Zum Abschluss: Wie und wo möchten Sie alt werden?

Lilo Wanders: Ja, das ist die große Frage.

Man wünscht sich, einfach tot umzufallen und alles geregelt gehabt zu haben.

Wir sind gerade dabei, unser Haus zu verkaufen und aufzulösen und uns zu verkleinern. Mit dem Ziel und der Hoffnung, so lange wie möglich selbstständig zu bleiben. Ach du meine Güte, ich mit meiner Lebensweise – spät ins Bett und lange schlafen, schlechte Essgewohnheiten usw. – möchte eigentlich nicht in einem Pflegeheim sitzen, wenn es nicht unbedingt sein muss. Um ehrlich zu sein, wünsche ich mir, zu Hause alt zu werden. Doch man weiß es eben nicht. Umso wichtiger ist es, möglichst viele Vorkehrungen für ein häusliches Umfeld zu schaffen, die das Leben im Alter erleichtern, und dass man, sollte es dazu kommen, in den eigenen vier Wänden gepflegt werden kann.

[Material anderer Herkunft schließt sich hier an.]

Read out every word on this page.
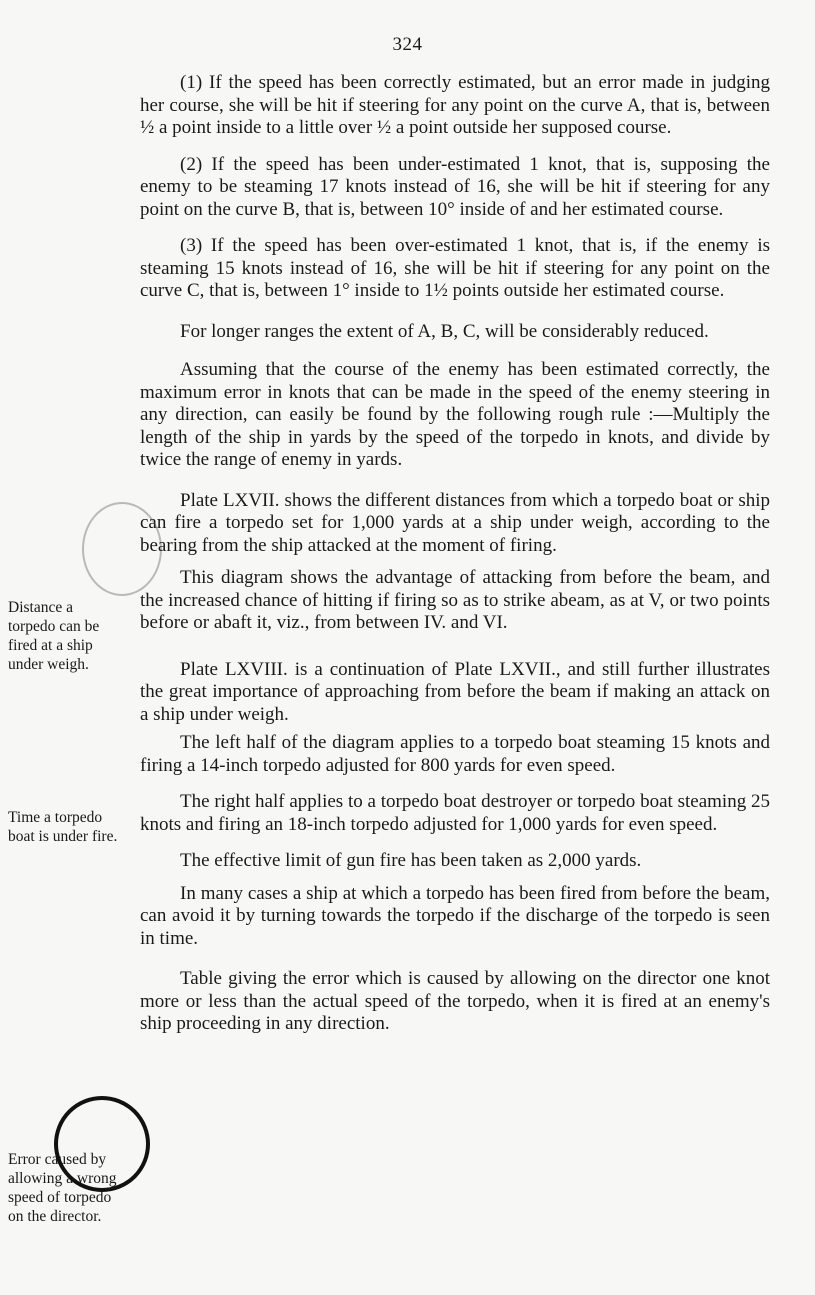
324

(1) If the speed has been correctly estimated, but an error made in judging her course, she will be hit if steering for any point on the curve A, that is, between ½ a point inside to a little over ½ a point outside her supposed course.

(2) If the speed has been under-estimated 1 knot, that is, supposing the enemy to be steaming 17 knots instead of 16, she will be hit if steering for any point on the curve B, that is, between 10° inside of and her estimated course.

(3) If the speed has been over-estimated 1 knot, that is, if the enemy is steaming 15 knots instead of 16, she will be hit if steering for any point on the curve C, that is, between 1° inside to 1½ points outside her estimated course.

For longer ranges the extent of A, B, C, will be considerably reduced.

Assuming that the course of the enemy has been estimated correctly, the maximum error in knots that can be made in the speed of the enemy steering in any direction, can easily be found by the following rough rule :—Multiply the length of the ship in yards by the speed of the torpedo in knots, and divide by twice the range of enemy in yards.

Plate LXVII. shows the different distances from which a torpedo boat or ship can fire a torpedo set for 1,000 yards at a ship under weigh, according to the bearing from the ship attacked at the moment of firing.

This diagram shows the advantage of attacking from before the beam, and the increased chance of hitting if firing so as to strike abeam, as at V, or two points before or abaft it, viz., from between IV. and VI.

Plate LXVIII. is a continuation of Plate LXVII., and still further illustrates the great importance of approaching from before the beam if making an attack on a ship under weigh.

The left half of the diagram applies to a torpedo boat steaming 15 knots and firing a 14-inch torpedo adjusted for 800 yards for even speed.

The right half applies to a torpedo boat destroyer or torpedo boat steaming 25 knots and firing an 18-inch torpedo adjusted for 1,000 yards for even speed.

The effective limit of gun fire has been taken as 2,000 yards.

In many cases a ship at which a torpedo has been fired from before the beam, can avoid it by turning towards the torpedo if the discharge of the torpedo is seen in time.

Table giving the error which is caused by allowing on the director one knot more or less than the actual speed of the torpedo, when it is fired at an enemy's ship proceeding in any direction.

Distance a torpedo can be fired at a ship under weigh.
Time a torpedo boat is under fire.
Error caused by allowing a wrong speed of torpedo on the director.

Dabei sage ich, lebenserhaltene Maßnahmen müssen nicht sein. Meine größte Angst ist, gaga zu werden. Obwohl ich schon eine leise Ahnung habe, wie das sein könnte, wenn man zum Beispiel eine Demenz entwickelt. Denn ich hatte vor zwei Jahren Corona und habe mit Gedächtnis- und Geschmacksstörungen sowie Erschöpfungszuständen zu kämpfen. Long Covid hängt mir bis heute nach. Klar, es gibt viele, viele Menschen, denen es deutlich schlechter geht. Doch ich merke es eben, und es ist nicht nur das Älterwerden, sondern es machen sich tatsächlich die Folgen von Corona bemerkbar, und damit hadere ich schon.

Ganz herzlichen Dank für das Gespräch!